Marco Melandri has a similar affinity with Phillip Island to Haslam, and won both races last year on his head-shaking twin-cylinder Ducati. Melandri has now moved to the GRT Yamaha squad, who have moved up from World Supersport and brought 2018 Supersport World Champion Sandro Cortese with them. Both riders have been impressive in preseason, but especially Melandri was very quick this week at Phillip Island. With the Yamaha’s well-known ability to save a tyre, Melandri could be well in the mix in the two full-length races.

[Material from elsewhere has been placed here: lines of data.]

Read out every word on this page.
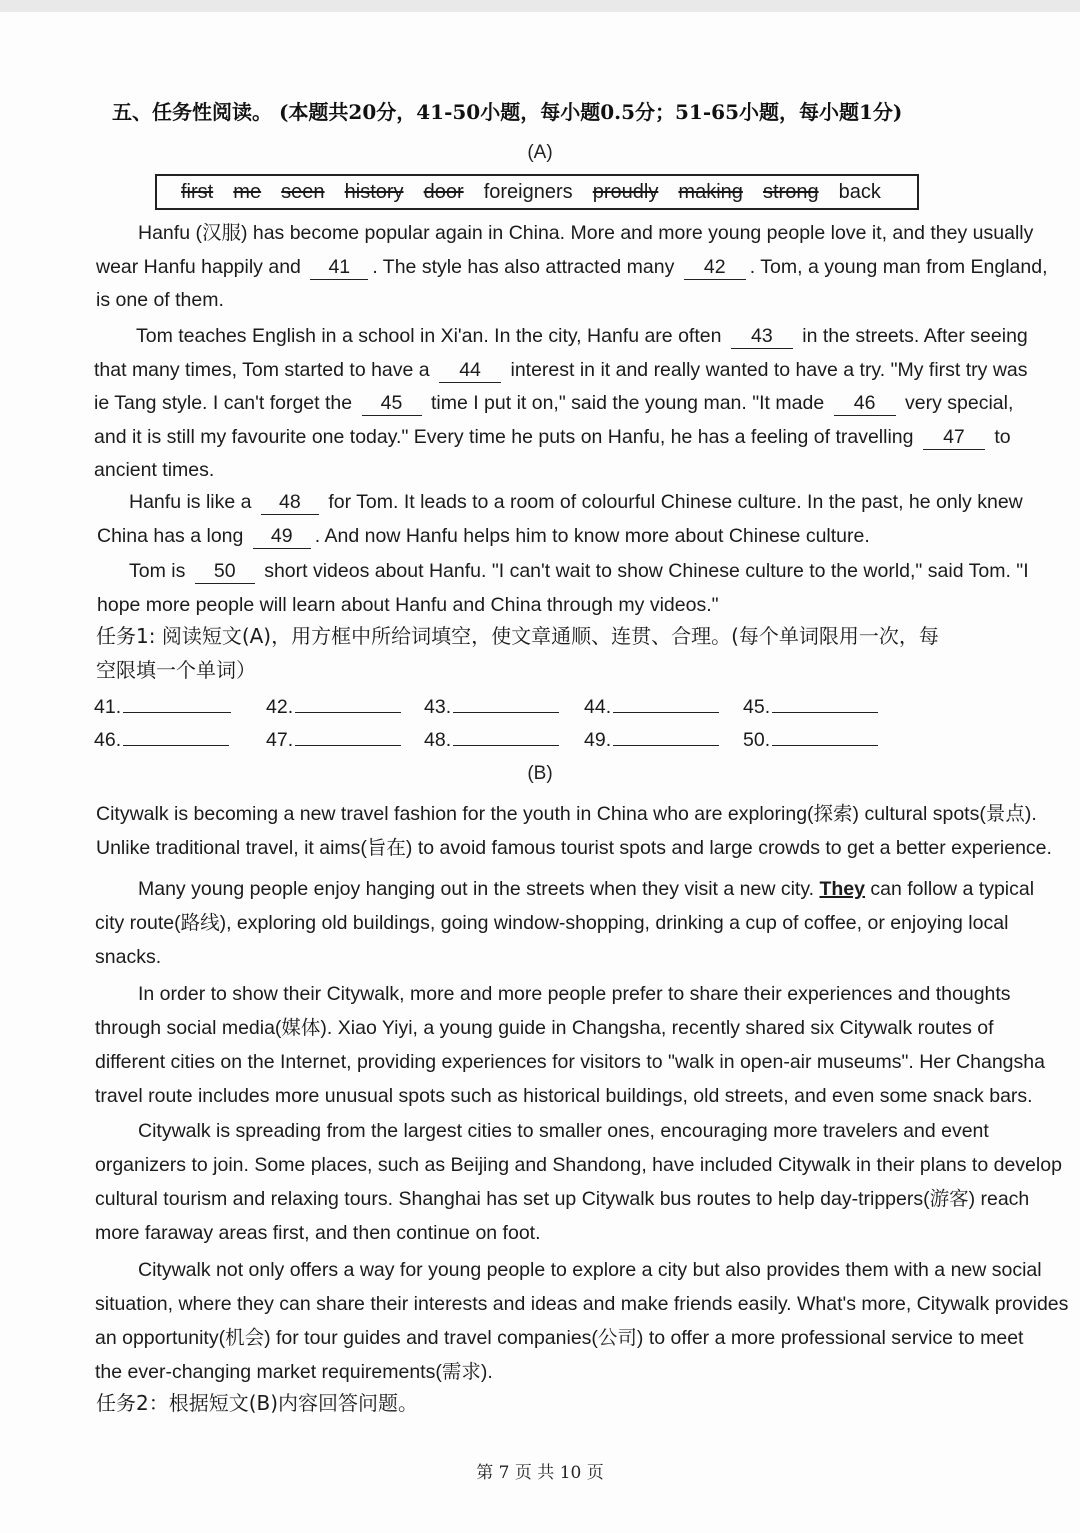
五、任务性阅读。 (本题共20分，41-50小题，每小题0.5分；51-65小题，每小题1分)
(A)
first me seen history door foreigners proudly making strong back
Hanfu (汉服) has become popular again in China. More and more young people love it, and they usually
wear Hanfu happily and 41 . The style has also attracted many 42 . Tom, a young man from England,
is one of them.
Tom teaches English in a school in Xi'an. In the city, Hanfu are often 43 in the streets. After seeing
that many times, Tom started to have a 44 interest in it and really wanted to have a try. "My first try was
ie Tang style. I can't forget the 45 time I put it on," said the young man. "It made 46 very special,
and it is still my favourite one today." Every time he puts on Hanfu, he has a feeling of travelling 47 to
ancient times.
Hanfu is like a 48 for Tom. It leads to a room of colourful Chinese culture. In the past, he only knew
China has a long 49 . And now Hanfu helps him to know more about Chinese culture.
Tom is 50 short videos about Hanfu. "I can't wait to show Chinese culture to the world," said Tom. "I
hope more people will learn about Hanfu and China through my videos."
任务1: 阅读短文(A)，用方框中所给词填空，使文章通顺、连贯、合理。(每个单词限用一次，每
空限填一个单词）
41.	42.	43.	44.	45.
46.	47.	48.	49.	50.
(B)
Citywalk is becoming a new travel fashion for the youth in China who are exploring(探索) cultural spots(景点).
Unlike traditional travel, it aims(旨在) to avoid famous tourist spots and large crowds to get a better experience.
Many young people enjoy hanging out in the streets when they visit a new city. They can follow a typical
city route(路线), exploring old buildings, going window-shopping, drinking a cup of coffee, or enjoying local
snacks.
In order to show their Citywalk, more and more people prefer to share their experiences and thoughts
through social media(媒体). Xiao Yiyi, a young guide in Changsha, recently shared six Citywalk routes of
different cities on the Internet, providing experiences for visitors to "walk in open-air museums". Her Changsha
travel route includes more unusual spots such as historical buildings, old streets, and even some snack bars.
Citywalk is spreading from the largest cities to smaller ones, encouraging more travelers and event
organizers to join. Some places, such as Beijing and Shandong, have included Citywalk in their plans to develop
cultural tourism and relaxing tours. Shanghai has set up Citywalk bus routes to help day-trippers(游客) reach
more faraway areas first, and then continue on foot.
Citywalk not only offers a way for young people to explore a city but also provides them with a new social
situation, where they can share their interests and ideas and make friends easily. What's more, Citywalk provides
an opportunity(机会) for tour guides and travel companies(公司) to offer a more professional service to meet
the ever-changing market requirements(需求).
任务2：根据短文(B)内容回答问题。
第 7 页 共 10 页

As for the full factory Yamaha riders, Alex Lowes (Pata Yamaha WorldSBK) and Michael van der Mark (Pata Yamaha WorldSBK), they have had differing winter campaigns. Lowes’ speed in the winter was matched with consistency, especially in Jerez and Portimao earlier in 2019. Van der Mark’s preseason, on the other hand, was initially marred by an injury picked up at the final round of the 2018 season in Qatar. The pair of them, though, have been quick in Phillip Island over the last couple of years, and Yamaha have definitely made a step over the winter, so expect to see them in the front this weekend.
BMW’s new S1000RR is giving up a lot of speed on the front straight. This is to be expected, since the bike is brand new, and the motor isn’t from MotoGP. The time, however, that the bike is giving up on the straight, Tom Sykes (BMW Motorrad WorldSBK) is making up in the rest of the lap. Sykes demonstrated fantastic pace throughout preseason, and this year it is going to be interesting to see what he can do with a fresh start and without Jonathan Rea on the other side of the garage.
Instead of Rea, Sykes has Markus Reiterberger, the last ever Superstock 1000 champion, as his teammate in the BMW Motorrad WorldSBK squad this year. After one-and-a-half seasons out of WorldSBK, Reiterberger will be anxious to show his full potential on this, his second chance in the premier class of production-based motorcycle racing.